Finance Minister Nicola Willis has done a conservative lift of the lid on her 30 May Budget at a speech to the Hutt Chamber of Commerce on Thursday, giving a glimpse of what to expect.
It comes after the Coalition has already rolled out three pre-Budget announcements and has another scheduled for Friday.
On Monday, the prime minister and corrections minister announced a $1.9 billion investment in more beds at Waikeria Prison, better pay and more Corrections staff recruits and rehabilitation for remand prisoners, and on Wednesday David Seymour announced $478m in time-limited funding for free lunches in schools.
The week before more than $60m was announced by Education Minister Erica Stanford for mandatory structured literacy in schools.
With a full belly following a pre-Budget breakfast, business leaders sat back and listened to Nicola Willis promising not to deliver an austerity Budget but sending plenty of doom and gloom warnings about the country's economic challenges and "darkest before the dawn" financial position.
Here's what Willis laid out exactly three weeks ahead of her big Budget reveal.
Tax cuts for almost all
Willis isn't giving up on her tax relief centrepiece and told those gathered in Silverstream on Thursday morning that she knew how "devastating it would be if we were to give up on overdue tax relief".
The finance minister has confirmed her tax cut package will increase the take-home income of 83 percent of New Zealanders over the age of 15, and 94 percent of households.
"We will responsibly deliver these lower taxes for low and middle-income families, by fully funding them with a package of careful savings and targeted revenue measures," she said.
Those missing out on tax relief are the 17 percent of Kiwis who receive a benefit or don't pay income tax.
There will also be changes to the current income tax thresholds.
As for whether those tax cuts will end up being inflationary, something economic commentators have long criticised, Willis says she's received new modelling from Treasury that backs her belief it will be "fiscally neutral tax relief".
How much money there is to play with
Nicola Willis has committed to running her Budget on an operating allowance of less than $3.5 billion.
"That's less than the previous government's allowance and it will be adhered to - a first in recent years. That has been possible because of our government's willingness to redirect existing spending to a better purpose," she said.
In order to pay for those tax cuts Willis says reprioritisations have been managed, targeted revenue measures have been found and as for the $1.5b in savings the Government needed to secure, Willis said, "I am confirming today that we have met that savings target".
The ministries safest from the back-office cull
While all government ministries and agencies were told to go away and find between 6.5 and 7.5 percent in back-office savings, some have over-delivered and some have fallen short.
Both Police and the Ministry for Disabled People, Whaikaha, didn't reach the target.
Willis said in the case of Police it was "for good reasons".
"They were able to convince us that reaching their target would involve potentially making changes that would undermine their frontline service provision," Willis said.
As a result they were told they were safe from the cost-cutting, along with a few other agencies.
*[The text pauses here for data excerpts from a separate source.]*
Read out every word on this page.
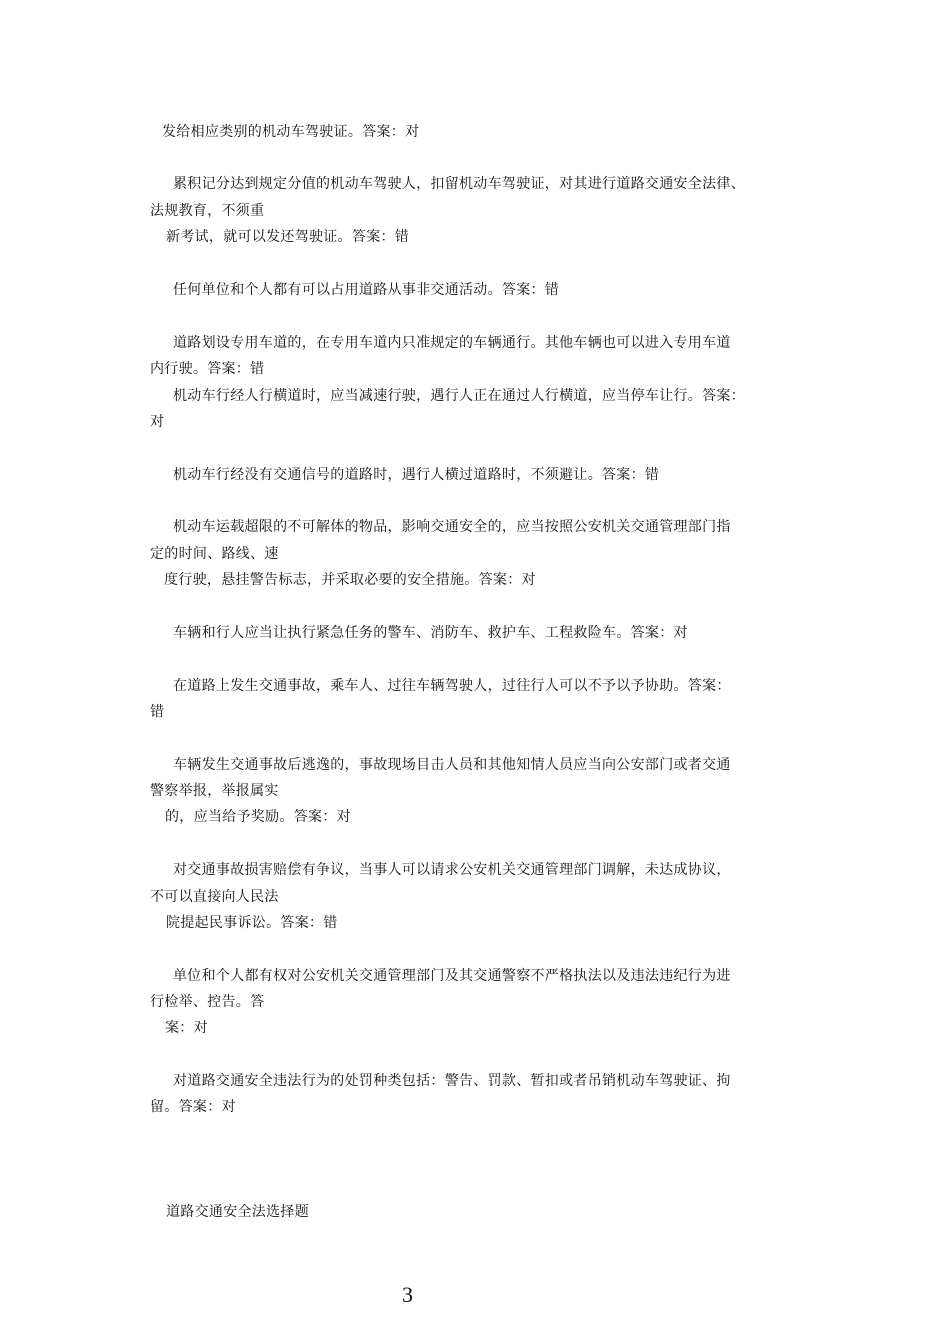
发给相应类别的机动车驾驶证。答案：对
累积记分达到规定分值的机动车驾驶人，扣留机动车驾驶证，对其进行道路交通安全法律、
法规教育，不须重
新考试，就可以发还驾驶证。答案：错
任何单位和个人都有可以占用道路从事非交通活动。答案：错
道路划设专用车道的，在专用车道内只准规定的车辆通行。其他车辆也可以进入专用车道
内行驶。答案：错
机动车行经人行横道时，应当减速行驶，遇行人正在通过人行横道，应当停车让行。答案：
对
机动车行经没有交通信号的道路时，遇行人横过道路时，不须避让。答案：错
机动车运载超限的不可解体的物品，影响交通安全的，应当按照公安机关交通管理部门指
定的时间、路线、速
度行驶，悬挂警告标志，并采取必要的安全措施。答案：对
车辆和行人应当让执行紧急任务的警车、消防车、救护车、工程救险车。答案：对
在道路上发生交通事故，乘车人、过往车辆驾驶人，过往行人可以不予以予协助。答案：
错
车辆发生交通事故后逃逸的，事故现场目击人员和其他知情人员应当向公安部门或者交通
警察举报，举报属实
的，应当给予奖励。答案：对
对交通事故损害赔偿有争议，当事人可以请求公安机关交通管理部门调解，未达成协议，
不可以直接向人民法
院提起民事诉讼。答案：错
单位和个人都有权对公安机关交通管理部门及其交通警察不严格执法以及违法违纪行为进
行检举、控告。答
案：对
对道路交通安全违法行为的处罚种类包括：警告、罚款、暂扣或者吊销机动车驾驶证、拘
留。答案：对
道路交通安全法选择题
3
Whaikaha made some savings around consultant and contractor spending and back-office efficiencies, but not the full contribution.
There has been speculation as to whether Foreign Affairs Minister Winston Peters escaped the savings target with his ministry, but on Thursday Willis confirmed MFAT had met the savings asked of it.
Putting social back into investment
Willis is changing up the Social Wellbeing Agency, as it was called by Labour, and giving it back the name of Social Investment Agency, which was fist established in 2017 by the last National government.
It was the brainchild of former Prime Minister and Finance Minister Sir Bill English, and Willis reclaimed the Minister for Social Investment role when the coalition was formed in November.
The agency will be effective from 1 July but the Social Investment fund won't be set up until a later date.
The idea is that it will have commissioning powers and work with community, non-government organisations, and iwi providers to improve outcomes for some of the country's most vulnerable New Zealanders.
One thing Willis says she's confident it will achieve is reducing the number of Kiwis on a benefit.